Hyland creates the wonderful world of Melville really well, but doesn't dwell too much on the shop side of things, rather choosing to focus on behind-the-scenes of the company and the personal life of the 3 girls.Caitlin seems to be the main character of the 3 as it is her feelings we encounter first of all, and she is the one that the sympathy of the reader is aimed at. As the book progresses, it moves onto a deeper look at the lives of Elizabeth and Amber, but I still found myself what Caitlin was up to! I liked how different the 3 sisters were, it made for 3 very different stories, and the way they weaved together towards the end was perfect.

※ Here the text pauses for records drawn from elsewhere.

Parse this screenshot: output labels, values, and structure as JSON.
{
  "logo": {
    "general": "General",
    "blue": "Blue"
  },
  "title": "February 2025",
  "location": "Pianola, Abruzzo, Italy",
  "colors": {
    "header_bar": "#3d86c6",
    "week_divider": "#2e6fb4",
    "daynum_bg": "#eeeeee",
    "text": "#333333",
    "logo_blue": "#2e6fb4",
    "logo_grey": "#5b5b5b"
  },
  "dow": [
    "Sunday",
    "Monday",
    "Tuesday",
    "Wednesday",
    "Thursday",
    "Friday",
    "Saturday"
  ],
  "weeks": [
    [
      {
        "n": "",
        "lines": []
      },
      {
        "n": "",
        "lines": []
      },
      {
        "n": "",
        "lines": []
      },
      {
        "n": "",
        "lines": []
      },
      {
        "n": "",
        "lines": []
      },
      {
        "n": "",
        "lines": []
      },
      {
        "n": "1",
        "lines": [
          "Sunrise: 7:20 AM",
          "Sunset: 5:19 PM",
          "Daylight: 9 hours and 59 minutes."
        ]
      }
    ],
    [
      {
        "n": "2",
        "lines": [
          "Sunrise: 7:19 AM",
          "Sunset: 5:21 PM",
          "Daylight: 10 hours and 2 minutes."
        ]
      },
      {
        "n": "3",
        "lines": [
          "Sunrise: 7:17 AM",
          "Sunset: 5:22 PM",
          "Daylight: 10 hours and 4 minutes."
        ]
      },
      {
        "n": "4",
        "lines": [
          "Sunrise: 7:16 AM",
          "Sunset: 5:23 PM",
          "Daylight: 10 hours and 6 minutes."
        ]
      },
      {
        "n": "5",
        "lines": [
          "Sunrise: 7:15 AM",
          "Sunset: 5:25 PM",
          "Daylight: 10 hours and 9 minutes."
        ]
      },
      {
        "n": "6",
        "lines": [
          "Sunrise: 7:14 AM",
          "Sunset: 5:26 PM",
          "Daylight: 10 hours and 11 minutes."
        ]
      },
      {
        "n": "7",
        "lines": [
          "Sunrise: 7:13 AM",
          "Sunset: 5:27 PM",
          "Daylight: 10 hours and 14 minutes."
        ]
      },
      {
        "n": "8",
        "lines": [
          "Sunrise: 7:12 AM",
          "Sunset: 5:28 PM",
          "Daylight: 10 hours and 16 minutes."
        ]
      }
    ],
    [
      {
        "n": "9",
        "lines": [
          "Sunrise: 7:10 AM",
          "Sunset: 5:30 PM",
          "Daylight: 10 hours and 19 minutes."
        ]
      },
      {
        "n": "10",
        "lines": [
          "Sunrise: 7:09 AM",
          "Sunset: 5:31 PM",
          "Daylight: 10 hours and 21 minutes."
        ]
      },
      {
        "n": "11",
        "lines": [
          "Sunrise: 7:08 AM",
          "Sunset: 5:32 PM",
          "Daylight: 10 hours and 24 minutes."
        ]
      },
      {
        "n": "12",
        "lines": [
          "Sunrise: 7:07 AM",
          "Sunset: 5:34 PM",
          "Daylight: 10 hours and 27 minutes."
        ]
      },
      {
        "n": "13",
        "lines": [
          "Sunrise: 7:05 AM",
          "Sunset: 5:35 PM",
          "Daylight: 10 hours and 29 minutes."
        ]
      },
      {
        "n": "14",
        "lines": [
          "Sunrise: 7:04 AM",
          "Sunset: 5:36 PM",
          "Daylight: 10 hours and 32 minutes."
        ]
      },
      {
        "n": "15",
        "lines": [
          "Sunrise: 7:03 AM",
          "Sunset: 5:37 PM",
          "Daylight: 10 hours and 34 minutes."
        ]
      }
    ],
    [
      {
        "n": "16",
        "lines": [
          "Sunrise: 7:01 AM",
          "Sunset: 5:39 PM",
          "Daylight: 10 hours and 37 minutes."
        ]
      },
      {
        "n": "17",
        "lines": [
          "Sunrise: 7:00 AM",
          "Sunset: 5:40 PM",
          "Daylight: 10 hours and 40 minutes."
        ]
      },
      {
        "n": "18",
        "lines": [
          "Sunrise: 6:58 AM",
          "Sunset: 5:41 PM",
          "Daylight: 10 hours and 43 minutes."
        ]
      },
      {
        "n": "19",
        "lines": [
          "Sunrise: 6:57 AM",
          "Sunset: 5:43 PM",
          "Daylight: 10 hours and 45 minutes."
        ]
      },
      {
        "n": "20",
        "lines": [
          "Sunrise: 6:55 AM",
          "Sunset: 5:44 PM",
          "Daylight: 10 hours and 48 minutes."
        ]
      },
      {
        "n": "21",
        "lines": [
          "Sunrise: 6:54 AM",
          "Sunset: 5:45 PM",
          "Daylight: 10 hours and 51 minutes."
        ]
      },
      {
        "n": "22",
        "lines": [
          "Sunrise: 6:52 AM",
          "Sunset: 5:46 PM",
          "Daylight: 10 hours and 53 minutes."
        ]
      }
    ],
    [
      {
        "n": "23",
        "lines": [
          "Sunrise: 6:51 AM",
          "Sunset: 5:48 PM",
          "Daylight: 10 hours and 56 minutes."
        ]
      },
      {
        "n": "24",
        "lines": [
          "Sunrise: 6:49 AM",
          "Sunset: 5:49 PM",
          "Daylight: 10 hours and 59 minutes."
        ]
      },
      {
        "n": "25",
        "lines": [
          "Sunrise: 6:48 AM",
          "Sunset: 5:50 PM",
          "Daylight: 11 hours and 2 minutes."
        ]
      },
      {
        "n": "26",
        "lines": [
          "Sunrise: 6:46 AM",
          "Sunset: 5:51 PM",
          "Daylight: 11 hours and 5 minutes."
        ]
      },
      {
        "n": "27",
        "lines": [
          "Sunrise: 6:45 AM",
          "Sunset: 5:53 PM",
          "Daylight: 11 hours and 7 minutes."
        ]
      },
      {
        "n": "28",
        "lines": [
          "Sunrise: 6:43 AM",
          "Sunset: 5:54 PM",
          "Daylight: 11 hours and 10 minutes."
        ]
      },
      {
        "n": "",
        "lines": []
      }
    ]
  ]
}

Hyland's writing is very easy to read, and progresses the story very well. She writes in the third person which is the most logical writing style due to the amount of main characters used. This allows Hyland to jump backwards and forwards between characters easily, and gives an overall cohesion to the book. This book is definitely a bonkbuster - there's sex, drugs and a whole lot more besides, but I found it was done in a very tasteful way and wasn't out of place in the book at all. The sex scenes were well written, and I didn't cringe at them as I sometimes do so well done to Tara for writing these scenes well. The scenes with Amber were at times a tad awkward to read because of what is hinted at, but this is acceptable because of the plot around it, it doesn't feel too gratuitous or out of place.
If you are fans of the Bagshawe sisters, Jo Rees or any of the other "bonkbuster" authors out there, then you'll love Tara Hyland's debut. It's story sucks you in and keeps you hooked until the last page, and even then you're not sure everything is going work out okay for the Melville family. There are characters to love and hate, storylines that you will love and it travels the globe too so there's plenty in here to keep you going. It's gorgeous cover will jump out at you and rightly so, it's a superb read that I loved. Yes, it is long but don't let that put you off, it needs each of those pages to make the story. I really enjoyed reading this book, and I think Tara Hyland will have a great career ahead of her if this book is anything to go by!
ISBN: 978-1847376961. Published by Simon and Schuster in March 2010. Pages: 400. RRP: £12.99.